Year in review: Arms race escalates in South Asia region

Rapid militarism across South Asia is likely to continue in the New Year and beyond as simmering tension between its two larger member states – nuclear rivals India and Pakistan – persists.

The neighbours have been to war three times since independence in 1947 and fought an 11-week-long border skirmish in 1999 in the disputed northern Kashmir province – divided between the two, but claimed by both – in which 1200 soldiers died.

They have been competing fiercely in upgrading their respective militaries at great cost.

Not only have they imported advanced fighter jets, airborne early warning and control aircraft, helicopter gunships, drones, aircraft carriers, warships, submarines, tanks, varied missiles and advanced infantry weaponry for vast sums of money, but they have also been locked in an equally disastrous, pricey and worrying nuclear arms race.

India is projected to spend US$100 to US$120 billion by 2022 on modernising its conventional military capability as it strives to evolve from a regional to a continental power.

Analysts and financial think-tanks estimate that India, the world’s largest materiel procurer, will remain so over the next decade as it strives to replace its predominantly Soviet and Russian military equipment that had reached collective obsolescence.

Corresponding figures for Pakistan were not quantifiable as Islamabad primarily acquires its defence hardware from the US, and from China at “friendly” undisclosed rates.

Pakistan’s enhanced militarism was also tied in with its war on Islamists which in recent weeks had shown signs of flagging following disputes with the US, but its major conventional and atomic weapon capability remain India-centric.

Pakistan had also shifted the sub-continent’s strategic goalposts by developing tactical nuclear weapons to counter India’s conventional military superiority and to pre-empt its evolving war-fighting doctrine predicated to executing swift, surgical strikes.

India, too, is stockpiling its cache of strategic weapons, developing long-range missiles – it plans on testing an intercontinental ballistic missile with a range of over 5000km early next year – and by deploying its locally designed nuclear-powered ballistic submarine in the New Year to complete the sea-leg of its nuclear deterrence.

This deterrence is based on a mix of nuclear weapons deliverable by air, mobile land-based platforms and sea-based assets.

Defence planners in New Delhi are arming the country for a two-front conflict with not only Pakistan but also nuclear-armed China, with whom it has an unresolved border dispute over which the two fought a disastrous war in 1962 in which India came off worse.

Simmering tensions between the world’s two most populous states persist despite continuing negotiations and the recent upswing in bilateral diplomatic, political, commercial and even military ties.

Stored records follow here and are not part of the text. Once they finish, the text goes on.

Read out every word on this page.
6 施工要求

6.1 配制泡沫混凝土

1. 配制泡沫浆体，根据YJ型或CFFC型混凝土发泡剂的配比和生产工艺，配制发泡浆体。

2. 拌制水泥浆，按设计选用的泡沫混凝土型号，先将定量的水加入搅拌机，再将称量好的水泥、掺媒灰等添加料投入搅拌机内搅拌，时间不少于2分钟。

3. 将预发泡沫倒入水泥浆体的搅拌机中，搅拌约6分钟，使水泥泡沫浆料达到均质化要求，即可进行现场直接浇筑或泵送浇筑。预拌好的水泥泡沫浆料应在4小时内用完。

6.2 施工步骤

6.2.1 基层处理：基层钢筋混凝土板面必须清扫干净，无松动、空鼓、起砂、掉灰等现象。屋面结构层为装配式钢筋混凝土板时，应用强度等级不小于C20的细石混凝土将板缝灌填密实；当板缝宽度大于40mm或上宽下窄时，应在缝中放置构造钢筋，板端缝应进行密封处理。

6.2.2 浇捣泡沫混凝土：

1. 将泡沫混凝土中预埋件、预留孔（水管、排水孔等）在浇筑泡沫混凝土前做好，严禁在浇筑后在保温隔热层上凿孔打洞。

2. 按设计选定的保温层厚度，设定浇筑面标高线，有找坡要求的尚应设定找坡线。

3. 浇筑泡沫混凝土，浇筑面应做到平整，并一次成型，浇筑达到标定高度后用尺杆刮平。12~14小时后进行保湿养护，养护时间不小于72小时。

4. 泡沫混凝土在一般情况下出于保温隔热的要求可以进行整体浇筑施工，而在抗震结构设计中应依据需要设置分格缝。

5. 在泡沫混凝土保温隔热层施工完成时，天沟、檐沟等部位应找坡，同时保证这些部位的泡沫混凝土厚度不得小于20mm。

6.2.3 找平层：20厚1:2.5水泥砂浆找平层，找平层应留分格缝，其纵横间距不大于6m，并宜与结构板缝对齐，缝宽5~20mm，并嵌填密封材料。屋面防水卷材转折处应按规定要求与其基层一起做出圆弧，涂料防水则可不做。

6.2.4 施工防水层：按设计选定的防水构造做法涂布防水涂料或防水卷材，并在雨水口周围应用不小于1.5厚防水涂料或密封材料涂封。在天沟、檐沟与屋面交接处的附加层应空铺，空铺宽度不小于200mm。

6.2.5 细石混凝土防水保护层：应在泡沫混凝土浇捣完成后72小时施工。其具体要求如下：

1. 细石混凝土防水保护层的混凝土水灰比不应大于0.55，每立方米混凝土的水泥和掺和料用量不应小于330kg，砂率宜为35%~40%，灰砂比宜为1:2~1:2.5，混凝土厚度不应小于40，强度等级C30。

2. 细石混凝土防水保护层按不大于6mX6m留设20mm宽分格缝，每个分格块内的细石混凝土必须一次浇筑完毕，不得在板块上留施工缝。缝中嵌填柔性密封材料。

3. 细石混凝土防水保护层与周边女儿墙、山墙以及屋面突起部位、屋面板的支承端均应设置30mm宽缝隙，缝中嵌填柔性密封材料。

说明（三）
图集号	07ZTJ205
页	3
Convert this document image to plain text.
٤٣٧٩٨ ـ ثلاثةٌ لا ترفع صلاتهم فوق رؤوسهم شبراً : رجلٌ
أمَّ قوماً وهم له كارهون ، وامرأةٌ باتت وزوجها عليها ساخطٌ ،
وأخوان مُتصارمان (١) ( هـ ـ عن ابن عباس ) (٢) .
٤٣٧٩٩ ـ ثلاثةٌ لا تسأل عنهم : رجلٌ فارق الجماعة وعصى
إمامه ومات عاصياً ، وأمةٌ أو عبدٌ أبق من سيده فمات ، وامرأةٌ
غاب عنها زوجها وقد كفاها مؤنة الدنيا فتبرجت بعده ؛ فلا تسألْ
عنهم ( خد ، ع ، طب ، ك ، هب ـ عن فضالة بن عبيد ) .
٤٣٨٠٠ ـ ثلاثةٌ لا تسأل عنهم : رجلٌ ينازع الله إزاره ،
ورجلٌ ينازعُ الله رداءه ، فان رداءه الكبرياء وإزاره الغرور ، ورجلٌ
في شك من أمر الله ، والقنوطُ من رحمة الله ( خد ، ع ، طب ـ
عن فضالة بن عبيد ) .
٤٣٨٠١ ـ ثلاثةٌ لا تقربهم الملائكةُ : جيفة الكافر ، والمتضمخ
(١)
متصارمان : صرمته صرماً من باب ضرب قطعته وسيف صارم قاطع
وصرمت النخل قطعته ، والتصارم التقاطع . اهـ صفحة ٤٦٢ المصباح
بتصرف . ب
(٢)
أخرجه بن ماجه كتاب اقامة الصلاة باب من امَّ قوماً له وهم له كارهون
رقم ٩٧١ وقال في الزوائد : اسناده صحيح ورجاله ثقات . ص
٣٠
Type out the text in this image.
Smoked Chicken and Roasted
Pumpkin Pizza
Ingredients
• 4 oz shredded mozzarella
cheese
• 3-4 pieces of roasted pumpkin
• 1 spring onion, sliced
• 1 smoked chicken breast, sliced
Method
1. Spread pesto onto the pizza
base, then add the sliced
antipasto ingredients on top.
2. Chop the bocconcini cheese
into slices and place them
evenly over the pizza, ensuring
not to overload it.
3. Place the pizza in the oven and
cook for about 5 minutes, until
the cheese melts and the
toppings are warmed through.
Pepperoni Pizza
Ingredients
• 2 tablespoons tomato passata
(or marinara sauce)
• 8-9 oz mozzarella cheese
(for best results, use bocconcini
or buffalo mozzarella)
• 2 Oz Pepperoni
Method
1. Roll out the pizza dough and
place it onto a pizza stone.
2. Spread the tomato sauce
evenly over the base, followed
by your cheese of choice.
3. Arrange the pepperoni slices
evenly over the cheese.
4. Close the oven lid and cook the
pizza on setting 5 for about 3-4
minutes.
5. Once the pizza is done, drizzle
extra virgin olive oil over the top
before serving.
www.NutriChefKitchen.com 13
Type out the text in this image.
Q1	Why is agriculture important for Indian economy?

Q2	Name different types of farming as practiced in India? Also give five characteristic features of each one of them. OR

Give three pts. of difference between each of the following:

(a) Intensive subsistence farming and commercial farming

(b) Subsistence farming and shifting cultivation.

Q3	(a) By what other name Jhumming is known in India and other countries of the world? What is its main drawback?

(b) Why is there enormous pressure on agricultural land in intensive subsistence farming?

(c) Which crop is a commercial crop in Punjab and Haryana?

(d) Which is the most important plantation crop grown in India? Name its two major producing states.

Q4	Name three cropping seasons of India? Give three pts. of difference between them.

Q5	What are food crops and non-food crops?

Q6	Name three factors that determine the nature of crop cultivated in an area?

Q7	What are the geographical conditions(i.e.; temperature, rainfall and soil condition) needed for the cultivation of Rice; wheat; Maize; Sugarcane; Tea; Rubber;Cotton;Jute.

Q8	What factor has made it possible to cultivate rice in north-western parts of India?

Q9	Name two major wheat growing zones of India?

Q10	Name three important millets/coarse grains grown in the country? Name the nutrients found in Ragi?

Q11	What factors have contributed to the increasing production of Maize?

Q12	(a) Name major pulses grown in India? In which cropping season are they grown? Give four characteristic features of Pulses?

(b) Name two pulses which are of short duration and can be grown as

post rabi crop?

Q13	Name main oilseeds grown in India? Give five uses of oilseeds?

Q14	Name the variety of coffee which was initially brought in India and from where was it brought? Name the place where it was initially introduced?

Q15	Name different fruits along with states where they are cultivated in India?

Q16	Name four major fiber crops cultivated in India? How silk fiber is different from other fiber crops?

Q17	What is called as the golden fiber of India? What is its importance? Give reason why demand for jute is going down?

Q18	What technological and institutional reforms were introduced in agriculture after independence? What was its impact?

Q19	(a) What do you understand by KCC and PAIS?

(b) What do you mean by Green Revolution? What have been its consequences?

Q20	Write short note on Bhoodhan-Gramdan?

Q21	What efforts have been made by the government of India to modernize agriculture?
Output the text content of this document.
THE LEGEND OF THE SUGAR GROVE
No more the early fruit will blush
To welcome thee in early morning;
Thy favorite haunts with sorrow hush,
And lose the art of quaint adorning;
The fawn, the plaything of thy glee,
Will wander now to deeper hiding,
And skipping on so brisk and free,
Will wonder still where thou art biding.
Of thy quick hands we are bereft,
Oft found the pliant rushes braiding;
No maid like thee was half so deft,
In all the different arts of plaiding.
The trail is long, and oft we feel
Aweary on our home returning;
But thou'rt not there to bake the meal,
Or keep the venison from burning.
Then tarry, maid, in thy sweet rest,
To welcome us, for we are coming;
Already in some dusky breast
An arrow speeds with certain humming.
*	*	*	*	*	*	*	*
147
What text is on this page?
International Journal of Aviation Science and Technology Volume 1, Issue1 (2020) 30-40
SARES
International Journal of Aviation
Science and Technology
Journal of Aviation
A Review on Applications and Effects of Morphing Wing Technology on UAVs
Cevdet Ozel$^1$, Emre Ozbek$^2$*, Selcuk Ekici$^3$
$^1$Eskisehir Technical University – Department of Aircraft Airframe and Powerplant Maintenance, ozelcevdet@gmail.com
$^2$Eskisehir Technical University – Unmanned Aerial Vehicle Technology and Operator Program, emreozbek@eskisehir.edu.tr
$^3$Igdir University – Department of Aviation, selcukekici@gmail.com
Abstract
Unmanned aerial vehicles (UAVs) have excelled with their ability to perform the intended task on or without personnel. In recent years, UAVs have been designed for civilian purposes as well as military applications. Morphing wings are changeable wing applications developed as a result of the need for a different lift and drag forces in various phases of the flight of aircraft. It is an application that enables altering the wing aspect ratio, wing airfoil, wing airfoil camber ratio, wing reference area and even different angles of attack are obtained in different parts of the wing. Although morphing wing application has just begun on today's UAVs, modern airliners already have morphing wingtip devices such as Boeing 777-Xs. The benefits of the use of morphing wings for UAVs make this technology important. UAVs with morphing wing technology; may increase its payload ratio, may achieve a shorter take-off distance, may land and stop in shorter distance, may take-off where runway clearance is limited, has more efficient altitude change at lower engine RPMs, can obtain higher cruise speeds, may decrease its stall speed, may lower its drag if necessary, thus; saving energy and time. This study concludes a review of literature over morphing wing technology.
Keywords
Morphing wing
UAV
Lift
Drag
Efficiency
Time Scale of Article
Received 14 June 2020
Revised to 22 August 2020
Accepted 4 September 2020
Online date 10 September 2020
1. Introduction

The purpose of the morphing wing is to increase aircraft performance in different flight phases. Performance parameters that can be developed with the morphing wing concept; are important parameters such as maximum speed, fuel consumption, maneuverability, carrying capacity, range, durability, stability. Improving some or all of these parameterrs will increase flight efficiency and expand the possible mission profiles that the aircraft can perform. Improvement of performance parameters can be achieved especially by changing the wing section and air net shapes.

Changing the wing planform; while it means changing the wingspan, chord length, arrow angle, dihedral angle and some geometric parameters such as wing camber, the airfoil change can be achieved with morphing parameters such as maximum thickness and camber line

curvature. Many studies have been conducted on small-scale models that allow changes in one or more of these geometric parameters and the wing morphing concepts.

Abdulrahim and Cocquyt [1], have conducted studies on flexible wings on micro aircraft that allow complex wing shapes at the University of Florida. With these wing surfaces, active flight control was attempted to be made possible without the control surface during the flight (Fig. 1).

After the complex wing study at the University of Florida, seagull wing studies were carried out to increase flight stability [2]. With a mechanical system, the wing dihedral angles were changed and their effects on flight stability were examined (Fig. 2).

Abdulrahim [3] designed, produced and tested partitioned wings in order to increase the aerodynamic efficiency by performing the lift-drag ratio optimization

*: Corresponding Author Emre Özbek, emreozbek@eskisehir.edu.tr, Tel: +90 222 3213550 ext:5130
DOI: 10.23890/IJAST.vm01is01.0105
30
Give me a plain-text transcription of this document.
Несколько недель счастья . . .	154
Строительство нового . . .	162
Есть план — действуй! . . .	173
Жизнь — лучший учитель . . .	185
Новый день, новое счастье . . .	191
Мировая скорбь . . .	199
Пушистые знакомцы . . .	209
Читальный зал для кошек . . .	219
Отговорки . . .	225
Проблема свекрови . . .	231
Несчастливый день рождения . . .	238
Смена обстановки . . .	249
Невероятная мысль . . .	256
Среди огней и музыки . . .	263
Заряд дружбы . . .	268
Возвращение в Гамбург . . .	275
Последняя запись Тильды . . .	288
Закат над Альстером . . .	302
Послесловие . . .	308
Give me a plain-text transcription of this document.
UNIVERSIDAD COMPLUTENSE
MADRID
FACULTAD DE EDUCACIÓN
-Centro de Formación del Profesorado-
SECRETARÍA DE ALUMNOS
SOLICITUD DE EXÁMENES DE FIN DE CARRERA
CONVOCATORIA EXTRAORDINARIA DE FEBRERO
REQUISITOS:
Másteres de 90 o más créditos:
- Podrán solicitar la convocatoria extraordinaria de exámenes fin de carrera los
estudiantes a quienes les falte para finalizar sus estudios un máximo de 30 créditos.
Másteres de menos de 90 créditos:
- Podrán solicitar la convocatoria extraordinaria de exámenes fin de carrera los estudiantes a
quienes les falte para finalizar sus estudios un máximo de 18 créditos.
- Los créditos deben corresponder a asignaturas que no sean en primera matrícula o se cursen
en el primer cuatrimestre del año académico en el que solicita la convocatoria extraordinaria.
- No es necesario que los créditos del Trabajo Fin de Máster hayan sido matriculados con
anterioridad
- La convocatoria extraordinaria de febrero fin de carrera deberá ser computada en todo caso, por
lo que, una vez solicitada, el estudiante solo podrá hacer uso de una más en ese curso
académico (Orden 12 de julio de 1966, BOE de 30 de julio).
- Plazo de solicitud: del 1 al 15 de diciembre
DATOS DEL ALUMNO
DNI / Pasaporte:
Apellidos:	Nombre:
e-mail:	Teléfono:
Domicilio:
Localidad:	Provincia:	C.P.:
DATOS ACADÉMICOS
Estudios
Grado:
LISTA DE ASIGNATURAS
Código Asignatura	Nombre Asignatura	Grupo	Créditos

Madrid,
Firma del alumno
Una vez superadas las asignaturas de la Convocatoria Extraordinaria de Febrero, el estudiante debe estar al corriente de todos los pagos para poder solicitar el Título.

Frequent forays by the People’s Liberation Army into Indian territory along the 5045km undemarcated line of control continue as do its aggressive statements with regard to one of the world’s longest running frontier disputes.

India is augmenting its military preparedness and infrastructural development along this frontier in response to similarly heightened Chinese activity on the other side.

India is also preparing to deploy its 2000-2200km range strategic Agni II intermediate-range ballistic missiles and Prithvi III surface-to-surface ballistic missiles with a 350km range to the Chinese border.

An unspecified number of missile units under the Strategic Forces Command, which controls India’s nuclear arsenal, have recently been placed under the army’s eastern command that has responsibility for managing the Chinese threat.

The Indian Air Force plans in the New Year to increase the number of Su-30 MkI multi-role fighters at bases bordering Tibet.

This was in response to the PLA Air Force establishing at least four airbases in Tibet and three in southern China capable of mounting operations against India.

The Indian Army is raising two mountain divisions for deployment along the Chinese border while the Government is concentrating on strengthening and building roads and bridges along the frontier.

This would enable India’s military to swiftly bring forces into the region and sustain them logistically in the event of any “trouble”, army officers said.

To counter China’s “string of pearls” strategy of clinching regional defence and security agreements to secure its mounting fuel requirements, enhance its military profile from the Gulf to the South China Sea and expand its presence in the Indian Ocean region, the Indian Navy is growing “longer sea legs” by acquiring aircraft carriers, tankers and troop ships.

China is developing Gwadar Port on Pakistan’s western Makran coast: a move that could seriously endanger vital Indian and US shipping routes in the Gulf in addition to firming up defence-related ties with Bangladesh, Cambodia, Burma and Thailand.

Beijing also has shadowy security ties with the Maldives, Sri Lanka and the Seychelles in the Indian Ocean.

And though the Sri Lankan Army defeated the Tamil Tiger guerrillas in May 2009 after a 26-year civil war, it has opted to retain its 300,000 strong defence forces.

Bangladesh, too, is modernising its military hardware with Chinese help while the Himalayan kingdom of Nepal, having reached an accord with the Maoists, is grappling with inducting their cadres into the army.